Fruit and Flower Bonanza
Two years on, their harvest is bountiful. More than 20 avocado trees bless the hillside next to the fruiting olives, an abundance of vines, and “tons of citrus,” including sweet limes, Bearss limes, pixie tangerines, and white grapefruit.Then there’s more fruit: two varieties of mango, passion fruit, an endangered fruit called a mamey, three types of mulberries, jaboticabas, nopal cactus (which makes delicious cactus fruits all summer long), pomegranates, persimmons, peaches, plums, figs, bananas, and the list goes on. A smaller garden space holds tomatoes, greens, a variety of vegetables, and a ton of herbs.

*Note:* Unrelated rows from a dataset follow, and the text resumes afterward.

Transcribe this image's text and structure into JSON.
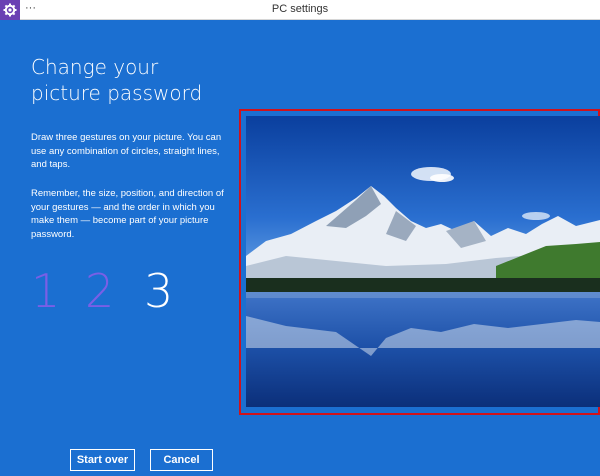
{
  "window": {
    "title": "PC settings",
    "menu": "···",
    "icon": "gear-icon"
  },
  "page": {
    "heading": "Change your picture password",
    "instructions_1": "Draw three gestures on your picture. You can use any combination of circles, straight lines, and taps.",
    "instructions_2": "Remember, the size, position, and direction of your gestures — and the order in which you make them — become part of your picture password.",
    "steps": [
      "1",
      "2",
      "3"
    ],
    "current_step": "3"
  },
  "buttons": {
    "start_over": "Start over",
    "cancel": "Cancel"
  },
  "colors": {
    "background": "#1b6fd1",
    "inactive_step": "#7a5fe6",
    "active_step": "#ffffff",
    "picture_border": "#d0121b",
    "app_icon": "#6a40b3"
  }
}
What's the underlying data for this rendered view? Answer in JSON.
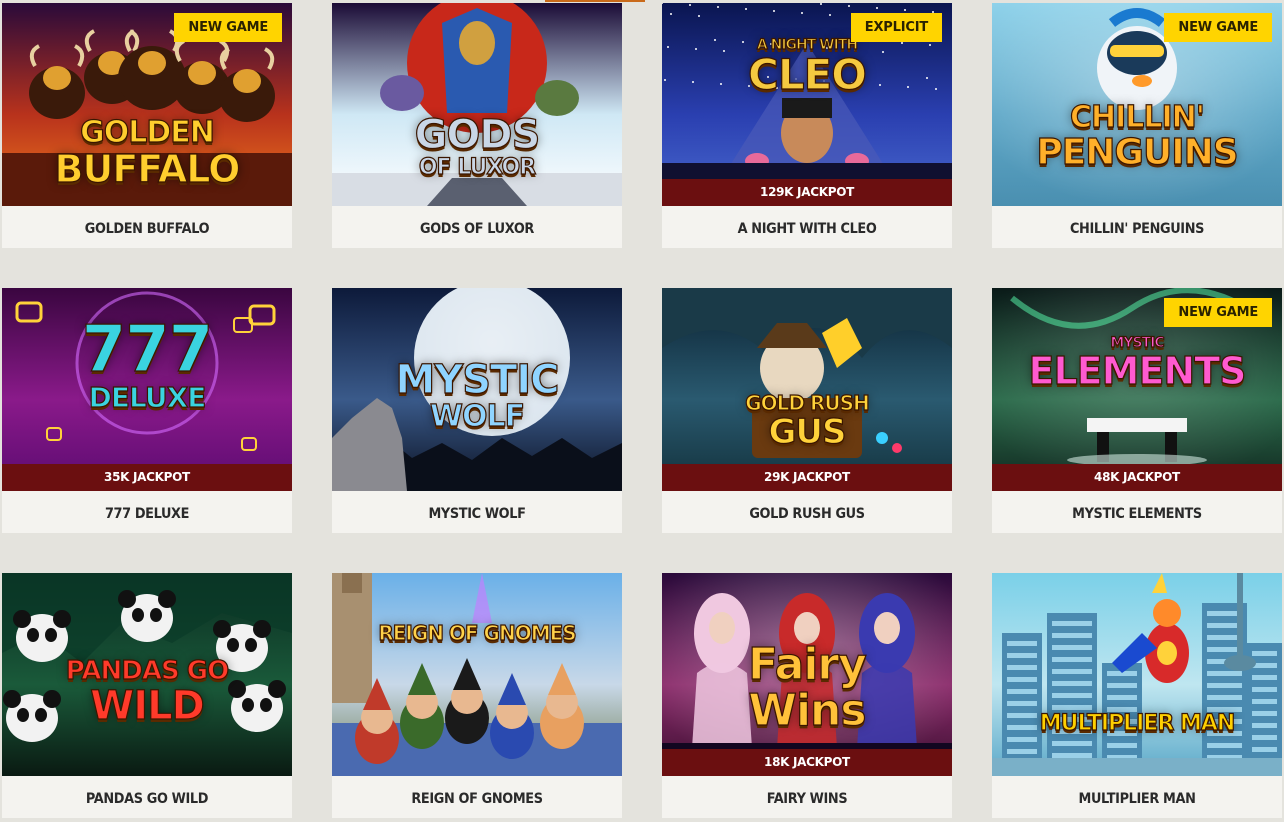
{
  "games": [
    {
      "name": "GOLDEN BUFFALO",
      "art_title": "GOLDEN BUFFALO",
      "badge": "NEW GAME",
      "jackpot": "",
      "art": "buffalo"
    },
    {
      "name": "GODS OF LUXOR",
      "art_title": "GODS OF LUXOR",
      "badge": "",
      "jackpot": "",
      "art": "luxor"
    },
    {
      "name": "A NIGHT WITH CLEO",
      "art_title": "A NIGHT WITH CLEO",
      "badge": "EXPLICIT",
      "jackpot": "129K JACKPOT",
      "art": "cleo"
    },
    {
      "name": "CHILLIN' PENGUINS",
      "art_title": "CHILLIN' PENGUINS",
      "badge": "NEW GAME",
      "jackpot": "",
      "art": "penguins"
    },
    {
      "name": "777 DELUXE",
      "art_title": "777 DELUXE",
      "badge": "",
      "jackpot": "35K JACKPOT",
      "art": "777"
    },
    {
      "name": "MYSTIC WOLF",
      "art_title": "MYSTIC WOLF",
      "badge": "",
      "jackpot": "",
      "art": "wolf"
    },
    {
      "name": "GOLD RUSH GUS",
      "art_title": "GOLD RUSH GUS",
      "badge": "",
      "jackpot": "29K JACKPOT",
      "art": "gus"
    },
    {
      "name": "MYSTIC ELEMENTS",
      "art_title": "MYSTIC ELEMENTS",
      "badge": "NEW GAME",
      "jackpot": "48K JACKPOT",
      "art": "elements"
    },
    {
      "name": "PANDAS GO WILD",
      "art_title": "PANDAS GO WILD",
      "badge": "",
      "jackpot": "",
      "art": "pandas"
    },
    {
      "name": "REIGN OF GNOMES",
      "art_title": "REIGN OF GNOMES",
      "badge": "",
      "jackpot": "",
      "art": "gnomes"
    },
    {
      "name": "FAIRY WINS",
      "art_title": "Fairy Wins",
      "badge": "",
      "jackpot": "18K JACKPOT",
      "art": "fairy"
    },
    {
      "name": "MULTIPLIER MAN",
      "art_title": "MULTIPLIER MAN",
      "badge": "",
      "jackpot": "",
      "art": "multiplier"
    }
  ],
  "colors": {
    "page_bg": "#e4e3dd",
    "card_bg": "#f4f3ef",
    "badge_bg": "#ffd400",
    "jackpot_bg": "#6b0f10"
  }
}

This year, Taylor started focusing her attention on cultivating flowers, which she uses to decorate the family’s home.
“I was shocked to learn that most of the commercially sold flowers are actually grown overseas and shipped in,” she said. “Flowers are expensive and not really sustainable when they’re grown like that. So I started growing my own.”
It’s safe to say that their neighbors, who once “despised the house,” are now much more appreciative. The family shares their fruits and veggies with them, and with anyone who comes by.
“Our neighbors have become a lot friendlier these days,” Taylor Koutroumbis said. “Our house is no longer the tragedy of the neighborhood, so that’s nice. The yard is so peaceful. It’s like a little escape. It is really just a neighborhood home with a large yard, but anyone who comes over can feel it. There is peace amongst the plants.”
She stresses she doesn’t want to give the impression that she has some kind of “super green thumb.”
“Anyone can do this,” she said. “Anyone can garden—no formal education required.”